Les juifs du monde entier, pratiquants ou pas, vont célébrer en masse la fête de Kippour, marquant ainsi leur appartenance à la communauté juive.

Cette affluence soudaine, ce flot humain soulève à mes yeux une réelle et profonde interrogation : comment se fait-il que des hommes et des femmes, qui ne fréquentent jamais nos synagogues, ni lors des fêtes et encore moins le Chabbat, éprouvent le besoin impérieux de diriger leurs pas vers ce lieu de culte ? Ce ne sont pas nécessairement des gens qui ont renié leur foi et qui sentent la nécessité brûlante de faire « techouva ». Ces hommes et ces femmes ne viendront probablement pas, la veille de Kippour, écouter la bouleversante prière du Kol Nidré, et sans doute ne feront-ils pas acte de présence tout au long de la journée. Ont-ils jeûné ou pas, on ne sait pas, mais toujours est-il qu’aux dernières heures de la journée, ils vont venir en masse pour Nehilah et écouter la bénédiction des Cohanim. Pourquoi précisément à l’heure de la Néhilah ? C’est la clôture et bientôt la fin de ce jour de pénitence et de privation matérielle. Tous ont conscience que d’une minute à l’autre, les portes du ciel vont se refermer.

Il y a urgence à plaider sa cause et il n’est pas trop tard tant que les décrets divins ne sont pas prononcés. Cette foule de la vingt-cinquième heure est venue in extremis retrouver ses racines, se replonger dans le bain de son enfance, revivre des moments heureux qui ne sont plus que des souvenirs lointains. Renouer avec le passé, réveiller la flamme qui est en chacun de nous, afin de rallumer la braise identitaire.

Il y a là un mystère impalpable, indéfinissable, inexprimable : une ferveur ardente qui se propage parmi les derniers fidèles arrivés et qui se communique à ceux qui sont présents depuis la veille et à nouveau depuis l’aube. Ceux-là sont épuisés après avoir tant psalmodié tout au long de cette journée. Mourant de soif, courbaturés, brisés par tant de prières, ils tiennent à peine debout, la voix presque éteinte. Et voici que l’irruption soudaine de ces grappes humaines leur transmet des forces inespérées. Tout le mystère – le miracle – de la Nehilah trouve ici sa véritable signification. Il est vrai que la plupart ne veulent pas voir disparaître le lien qui les rattache au judaïsme. Dans l’inconscient de tout juif, libéral, orthodoxe, ou traditionaliste, le sens de la Nehilah est inscrit dans ses gênes.
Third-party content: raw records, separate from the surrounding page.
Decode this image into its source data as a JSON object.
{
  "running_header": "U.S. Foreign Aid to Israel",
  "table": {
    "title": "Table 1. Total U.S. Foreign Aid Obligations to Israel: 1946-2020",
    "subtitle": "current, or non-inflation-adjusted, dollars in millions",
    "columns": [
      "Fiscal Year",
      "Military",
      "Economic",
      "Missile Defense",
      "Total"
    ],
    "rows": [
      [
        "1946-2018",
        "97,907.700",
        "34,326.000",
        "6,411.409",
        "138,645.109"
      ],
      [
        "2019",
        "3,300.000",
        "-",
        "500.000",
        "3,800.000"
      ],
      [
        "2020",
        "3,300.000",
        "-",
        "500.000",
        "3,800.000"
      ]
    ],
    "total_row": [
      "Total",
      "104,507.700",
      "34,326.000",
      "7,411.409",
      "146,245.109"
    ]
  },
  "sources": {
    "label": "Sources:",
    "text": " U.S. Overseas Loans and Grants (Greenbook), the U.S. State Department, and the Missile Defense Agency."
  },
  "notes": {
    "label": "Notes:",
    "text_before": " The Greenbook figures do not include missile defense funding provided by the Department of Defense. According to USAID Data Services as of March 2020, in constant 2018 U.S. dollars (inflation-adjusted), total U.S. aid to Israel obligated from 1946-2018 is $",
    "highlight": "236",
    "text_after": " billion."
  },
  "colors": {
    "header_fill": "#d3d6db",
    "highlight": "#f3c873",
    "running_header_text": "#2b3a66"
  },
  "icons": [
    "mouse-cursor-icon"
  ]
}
Mais en y réfléchissant bien, je crois que ce mystère merveilleux va dans les deux sens : il réveille, certes la fidélité des « juifs de Kippour » , mais cette appartenance retrouvée motive aussi ceux qui n’ont cessé de prier Dieu. Eux, qui n’avaient pratiquement plus de voix pour chanter, plus de force pour se balancer, plus d’énergie pour couvrir leurs enfants de leur taleth, voici qu’ils retrouvent soudain une ultime vigueur. A l’heure de la Nehilah, ils réalisent qu’ils ne sont plus seuls. Cette nuée d’hommes et de femmes, arrivés à la synagogue par on ne sait quel miracle, recrée en un instant la synergie de l’unité. C’est lorsque nous sommes tous rassemblés, pendant quelques minutes, que le miracle se produit : une ferveur inégalée qui redouble la puissance de ce groupe humain.

La Nehilah est le point ultime, la quintessence temporelle du souffle de D.ieu, à l’instant précis où la prière collective monte vers le ciel. Lorsque Kippour touche à sa fin, nous savons qu’il suffit de quelques poignées de minutes, pour sentir ces liens spirituels qui nous rattachent au passé le plus reculé et nous communiquent le sentiment de notre unité profonde que les âges n’ont pu affaiblir et qu’aucune force au monde ne saurait briser.